April 6, 2018 at 1:53 p.m.
WORD OF FAITH

Kindness to strangers


By REV. ROGER KARBAN- | Comments: 0 | Leave a comment

All of us need mentors: people we look up to, whose lifestyle and principles we try to imitate.

In the section of Genesis in which Sunday's first reading is situated (Genesis 18:1-10), the author presents Abraham and Sarah as mentors. The couple's words and actions embody the characteristics all good Jews are expected to incorporate into their own lives.

In this particular reading, the imitable attribute is hospitality.

Welcome, stranger

It's next to impossible for someone in middle-class American culture to appreciate the "iffiness" of travel in Canaan 18 centuries before Christ: no interstate highway system, no fast-food outlets or secure hotels, no safe transportation options, no reliable police force.

Travelers had to depend on the hospitality of strangers. Without being able to fall back on such generosity, travelers found their journeys to be almost impossible. That's why both ancient Judaism and early Christianity often zeroed in on hospitality as one important way God's followers could imitate His love.

In the first reading, the three strangers don't even have to ask for hospitality. Abraham, in the middle of his siesta, "ran from the entrance of his tent to greet them," practically begging the trio to let him and Sarah take care of their needs. And they offer much more than leftovers; they treat the travelers like VIPs.

The message is this: Since you never can be certain who the person is to whom you show hospitality, you'd best treat him or her as you would the most important person you could ever imagine entering your life. In this case, the three turn out to be Yahweh in human form. (They're three, not because of the later doctrine of the Trinity, but because no one person or image can totally convey Yahweh's "otherness.")

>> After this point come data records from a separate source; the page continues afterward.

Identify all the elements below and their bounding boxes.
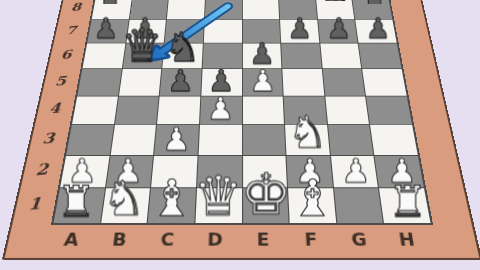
square-h7[interactable]: ♟ [356, 20, 397, 43]
square-b5[interactable] [119, 69, 162, 95]
square-d4[interactable]: ♟ [200, 96, 242, 124]
square-e8[interactable]: ♚ [242, 0, 279, 19]
square-c3[interactable]: ♟ [154, 125, 198, 155]
white-bishop-icon[interactable]: ♝ [290, 173, 335, 223]
square-b1[interactable]: ♞ [101, 189, 150, 223]
square-d1[interactable]: ♛ [195, 189, 241, 223]
black-pawn-icon[interactable]: ♟ [167, 66, 194, 96]
square-d3[interactable] [198, 125, 241, 155]
white-pawn-icon[interactable]: ♟ [162, 123, 190, 155]
square-h6[interactable] [359, 44, 402, 69]
chess-illustration: 87654321 ♜♝♚♝♞♜♟♟♟♟♟♛♞♟♟♟♟♟♟♞♟♟♟♟♟♜♞♝♛♚♝… [0, 0, 480, 270]
file-label-c: C [143, 225, 193, 253]
square-g2[interactable]: ♟ [331, 156, 379, 188]
black-queen-icon[interactable]: ♛ [121, 22, 162, 68]
white-pawn-icon[interactable]: ♟ [207, 93, 235, 124]
square-h4[interactable] [366, 96, 412, 124]
square-h5[interactable] [363, 69, 407, 95]
black-pawn-icon[interactable]: ♟ [326, 15, 351, 43]
square-c8[interactable]: ♝ [167, 0, 205, 19]
white-knight-icon[interactable]: ♞ [102, 175, 145, 223]
square-c5[interactable]: ♟ [160, 69, 202, 95]
square-g1[interactable] [334, 189, 383, 223]
square-e4[interactable] [242, 96, 284, 124]
chess-board[interactable]: ♜♝♚♝♞♜♟♟♟♟♟♛♞♟♟♟♟♟♟♞♟♟♟♟♟♜♞♝♛♚♝♜ [51, 0, 433, 225]
square-b6[interactable]: ♛ [123, 44, 164, 69]
square-f5[interactable] [283, 69, 325, 95]
file-label-e: E [240, 225, 289, 253]
file-label-a: A [45, 225, 98, 253]
square-g7[interactable]: ♟ [318, 20, 358, 43]
rank-label-1: 1 [15, 184, 54, 222]
square-g5[interactable] [323, 69, 366, 95]
square-a4[interactable] [72, 96, 118, 124]
file-label-h: H [381, 225, 433, 253]
white-bishop-icon[interactable]: ♝ [149, 173, 194, 223]
rank-label-6: 6 [50, 41, 82, 69]
file-label-b: B [94, 225, 145, 253]
white-king-icon[interactable]: ♚ [240, 166, 291, 223]
square-a5[interactable] [77, 69, 121, 95]
square-a6[interactable] [83, 44, 126, 69]
rank-label-3: 3 [30, 121, 66, 154]
board-frame: 87654321 ♜♝♚♝♞♜♟♟♟♟♟♛♞♟♟♟♟♟♟♞♟♟♟♟♟♜♞♝♛♚♝… [2, 0, 480, 260]
white-rook-icon[interactable]: ♜ [57, 180, 96, 223]
black-pawn-icon[interactable]: ♟ [365, 15, 390, 43]
square-d7[interactable] [204, 20, 242, 43]
square-g4[interactable] [325, 96, 369, 124]
square-f6[interactable] [281, 44, 321, 69]
file-label-g: G [334, 225, 385, 253]
square-b4[interactable] [115, 96, 159, 124]
file-label-d: D [191, 225, 240, 253]
rank-label-5: 5 [44, 66, 78, 95]
rank-label-7: 7 [55, 17, 86, 43]
white-pawn-icon[interactable]: ♟ [249, 66, 276, 96]
rank-label-8: 8 [61, 0, 91, 19]
white-knight-icon[interactable]: ♞ [288, 110, 328, 154]
black-king-icon[interactable]: ♚ [241, 0, 282, 19]
white-rook-icon[interactable]: ♜ [388, 180, 427, 223]
square-f1[interactable]: ♝ [288, 189, 336, 223]
black-pawn-icon[interactable]: ♟ [288, 15, 313, 43]
black-bishop-icon[interactable]: ♝ [168, 0, 204, 19]
square-h1[interactable]: ♜ [380, 189, 431, 223]
square-f7[interactable]: ♟ [280, 20, 319, 43]
square-e3[interactable] [243, 125, 286, 155]
rank-label-2: 2 [23, 152, 61, 188]
black-pawn-icon[interactable]: ♟ [94, 15, 119, 43]
square-g6[interactable] [320, 44, 361, 69]
file-label-f: F [287, 225, 337, 253]
white-pawn-icon[interactable]: ♟ [341, 155, 370, 188]
white-queen-icon[interactable]: ♛ [194, 168, 243, 223]
file-labels: ABCDEFGH [45, 225, 433, 253]
square-e5[interactable]: ♟ [242, 69, 282, 95]
square-c1[interactable]: ♝ [148, 189, 196, 223]
square-a1[interactable]: ♜ [54, 189, 105, 223]
square-e1[interactable]: ♚ [243, 189, 289, 223]
rank-label-4: 4 [37, 93, 72, 124]
square-d8[interactable] [205, 0, 242, 19]
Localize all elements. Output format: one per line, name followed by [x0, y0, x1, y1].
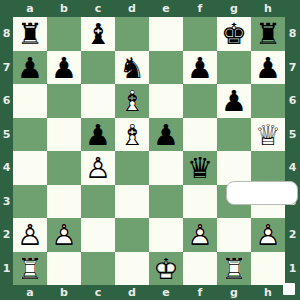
bishop-icon: ♝: [81, 17, 115, 51]
rank-label-4: 4: [285, 151, 300, 185]
corner-badge: [283, 283, 295, 295]
square-c4[interactable]: ♟♙: [81, 151, 115, 185]
black-pawn[interactable]: ♟: [183, 51, 217, 85]
file-label-b: b: [47, 0, 81, 17]
square-e6[interactable]: [149, 84, 183, 118]
square-f3[interactable]: [183, 185, 217, 219]
file-label-d: d: [115, 285, 149, 300]
square-c7[interactable]: [81, 51, 115, 85]
square-h6[interactable]: [251, 84, 285, 118]
square-d7[interactable]: ♞: [115, 51, 149, 85]
pawn-outline-icon: ♙: [13, 218, 47, 252]
file-label-g: g: [217, 0, 251, 17]
white-pawn[interactable]: ♟♙: [251, 218, 285, 252]
rank-label-3: 3: [0, 185, 13, 219]
chess-board-widget: abcdefgh abcdefgh 87654321 87654321 ♜♝♚♜…: [0, 0, 300, 300]
square-c1[interactable]: [81, 252, 115, 286]
black-rook[interactable]: ♜: [13, 17, 47, 51]
square-e5[interactable]: ♟: [149, 118, 183, 152]
square-a3[interactable]: [13, 185, 47, 219]
square-g1[interactable]: ♜♖: [217, 252, 251, 286]
square-a7[interactable]: ♟: [13, 51, 47, 85]
rank-label-8: 8: [0, 17, 13, 51]
white-bishop[interactable]: ♝♗: [115, 84, 149, 118]
square-b7[interactable]: ♟: [47, 51, 81, 85]
queen-icon: ♛: [183, 151, 217, 185]
square-d8[interactable]: [115, 17, 149, 51]
square-d1[interactable]: [115, 252, 149, 286]
square-d4[interactable]: [115, 151, 149, 185]
black-queen[interactable]: ♛: [183, 151, 217, 185]
square-e2[interactable]: [149, 218, 183, 252]
rook-outline-icon: ♖: [217, 252, 251, 286]
white-pawn[interactable]: ♟♙: [183, 218, 217, 252]
bishop-outline-icon: ♗: [115, 118, 149, 152]
square-a6[interactable]: [13, 84, 47, 118]
square-h8[interactable]: ♜: [251, 17, 285, 51]
square-f2[interactable]: ♟♙: [183, 218, 217, 252]
square-h1[interactable]: [251, 252, 285, 286]
rank-labels-right: 87654321: [285, 17, 300, 285]
file-label-b: b: [47, 285, 81, 300]
pawn-icon: ♟: [183, 51, 217, 85]
file-label-a: a: [13, 285, 47, 300]
square-h2[interactable]: ♟♙: [251, 218, 285, 252]
rank-label-6: 6: [0, 84, 13, 118]
black-rook[interactable]: ♜: [251, 17, 285, 51]
rank-label-2: 2: [285, 218, 300, 252]
file-label-e: e: [149, 285, 183, 300]
square-a8[interactable]: ♜: [13, 17, 47, 51]
file-label-f: f: [183, 0, 217, 17]
file-label-c: c: [81, 285, 115, 300]
square-a4[interactable]: [13, 151, 47, 185]
file-label-h: h: [251, 285, 285, 300]
square-f5[interactable]: [183, 118, 217, 152]
file-labels-top: abcdefgh: [13, 0, 285, 17]
rank-label-5: 5: [0, 118, 13, 152]
white-queen[interactable]: ♛♕: [251, 118, 285, 152]
square-c6[interactable]: [81, 84, 115, 118]
rank-label-8: 8: [285, 17, 300, 51]
tooltip-popup: [226, 181, 298, 205]
file-label-c: c: [81, 0, 115, 17]
square-e8[interactable]: [149, 17, 183, 51]
square-f4[interactable]: ♛: [183, 151, 217, 185]
white-bishop[interactable]: ♝♗: [115, 118, 149, 152]
white-rook[interactable]: ♜♖: [217, 252, 251, 286]
square-g8[interactable]: ♚: [217, 17, 251, 51]
file-label-h: h: [251, 0, 285, 17]
black-bishop[interactable]: ♝: [81, 17, 115, 51]
square-f7[interactable]: ♟: [183, 51, 217, 85]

The reward for the couple's generosity is a son. In this period, before the faithful understood they could look forward to an eternal afterlife, the only way people could be confident they would live on after this life was to have children who would keep their parents' memory alive.

Martha and Mary's hospitality to Jesus on His journey to Jerusalem parallels Abraham and Sarah's welcoming of the three strangers (Luke 10:38-42). But the reward isn't a child; it's the life Jesus shares with those who are open to Him.

This reward comes not just because someone (like Martha) offers a place to stay and food to eat, but also because (like Mary) we sit at Jesus' feet and listen to His message. In the long run, just as Abraham and Sarah's son Isaac guarantees his parents will live on, so by listening to Jesus' words and carrying them out, we receive eternal life, beginning right here and now.

Jesus and us

As frequently happens, Paul's insights in the second reading help us tie together the theologies of the other two readings (Colossians 1:24-28).

The Apostle reminds the community in Colossae that Christians never reach a point in their faith when they can sit back and take it easy.

The mystery Paul surfaces is the "mystery hidden from ages and generations past...Christ in you, the hope for glory." Paul's constant task is to remind people to recognize the presence of the risen Jesus in everyone in the community.

Just as Abraham and Sarah discovered they were serving Yahweh, and just as Martha and Mary discovered they were entertaining someone who offered them life, so Paul believes our ongoing quest should revolve around surfacing the Jesus embedded in each of us.

Inspired by that faith, we'd be foolish to refuse anyone hospitality.